Willy Russell is a Liverpudlian, born in Whiston in 1947 from a working class family and an English dramatist best known for Educating Rita (1986). His father worked in a factory and his mother was a nurse and then in a warehouse. After he left school he became a hairdresser and took other odd jobs, such as a warehouseman. Being a hairdresser was, in his own admittance, “a job I didn’t understand and didn’t like,” and he began to write songs and sketches for the media because writing was the “only thing I felt I understood, felt that I could do.”
At age twenty he returned to college, and upon graduating, became a teacher in Toxteth. He paid for his schooling by working a contract job cleaning oil from girders above machinery. It was dangerous and he stayed only long enough to make his money.
Keep Your Eyes Down, his first play, which he wrote while training to become a teacher, was produced in 1971. John, Paul, George, Ringo…and Bert was incredibly popular, running for eight straight weeks at the Liverpool Everyman Theater; it won the Evening Standard and London Theatre Critic Award for best musical in 1974.
Educating Rita was first staged in 1980 and published in 1981. Shirley Valentine was staged in 1988, and both that play and Educating Rita were made into popular films that were nominated for Academy Awards.

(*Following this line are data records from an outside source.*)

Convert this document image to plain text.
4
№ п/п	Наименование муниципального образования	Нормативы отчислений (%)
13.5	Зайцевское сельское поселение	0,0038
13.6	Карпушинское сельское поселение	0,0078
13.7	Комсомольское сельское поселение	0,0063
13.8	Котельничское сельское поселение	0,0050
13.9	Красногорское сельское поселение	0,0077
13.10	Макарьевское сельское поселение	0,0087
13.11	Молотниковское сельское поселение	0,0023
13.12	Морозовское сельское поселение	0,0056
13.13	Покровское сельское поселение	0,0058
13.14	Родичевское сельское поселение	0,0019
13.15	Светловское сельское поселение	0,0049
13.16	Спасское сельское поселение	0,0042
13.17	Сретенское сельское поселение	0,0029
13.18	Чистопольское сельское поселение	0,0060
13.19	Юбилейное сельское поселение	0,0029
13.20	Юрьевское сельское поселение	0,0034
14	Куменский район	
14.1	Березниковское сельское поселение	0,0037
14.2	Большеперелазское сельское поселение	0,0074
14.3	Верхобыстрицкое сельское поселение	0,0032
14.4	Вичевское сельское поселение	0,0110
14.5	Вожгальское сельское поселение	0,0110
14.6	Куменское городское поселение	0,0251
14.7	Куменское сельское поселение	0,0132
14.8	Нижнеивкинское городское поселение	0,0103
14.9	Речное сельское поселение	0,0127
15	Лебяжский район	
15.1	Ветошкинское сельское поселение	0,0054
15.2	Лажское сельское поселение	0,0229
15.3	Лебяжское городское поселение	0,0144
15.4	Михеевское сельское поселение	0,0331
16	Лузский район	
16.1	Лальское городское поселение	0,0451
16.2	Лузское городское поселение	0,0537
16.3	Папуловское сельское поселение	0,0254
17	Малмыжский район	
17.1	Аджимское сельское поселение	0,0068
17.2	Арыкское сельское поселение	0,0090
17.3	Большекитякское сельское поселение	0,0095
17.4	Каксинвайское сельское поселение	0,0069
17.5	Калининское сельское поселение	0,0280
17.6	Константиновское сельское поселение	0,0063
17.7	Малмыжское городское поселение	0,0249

Russell also writes for television and composes songs, such as the lyrics and score for Blood Brothers, (1986), a musical about twins separated at birth. His screenplays for film and his writing for television are quite prolific and diverse.
Russell published his first novel, The Wrong Boy, in 2000. He currently lives and works in Liverpool. In 1969 he married Anne (“Annie”) Seagroatt; they have three children.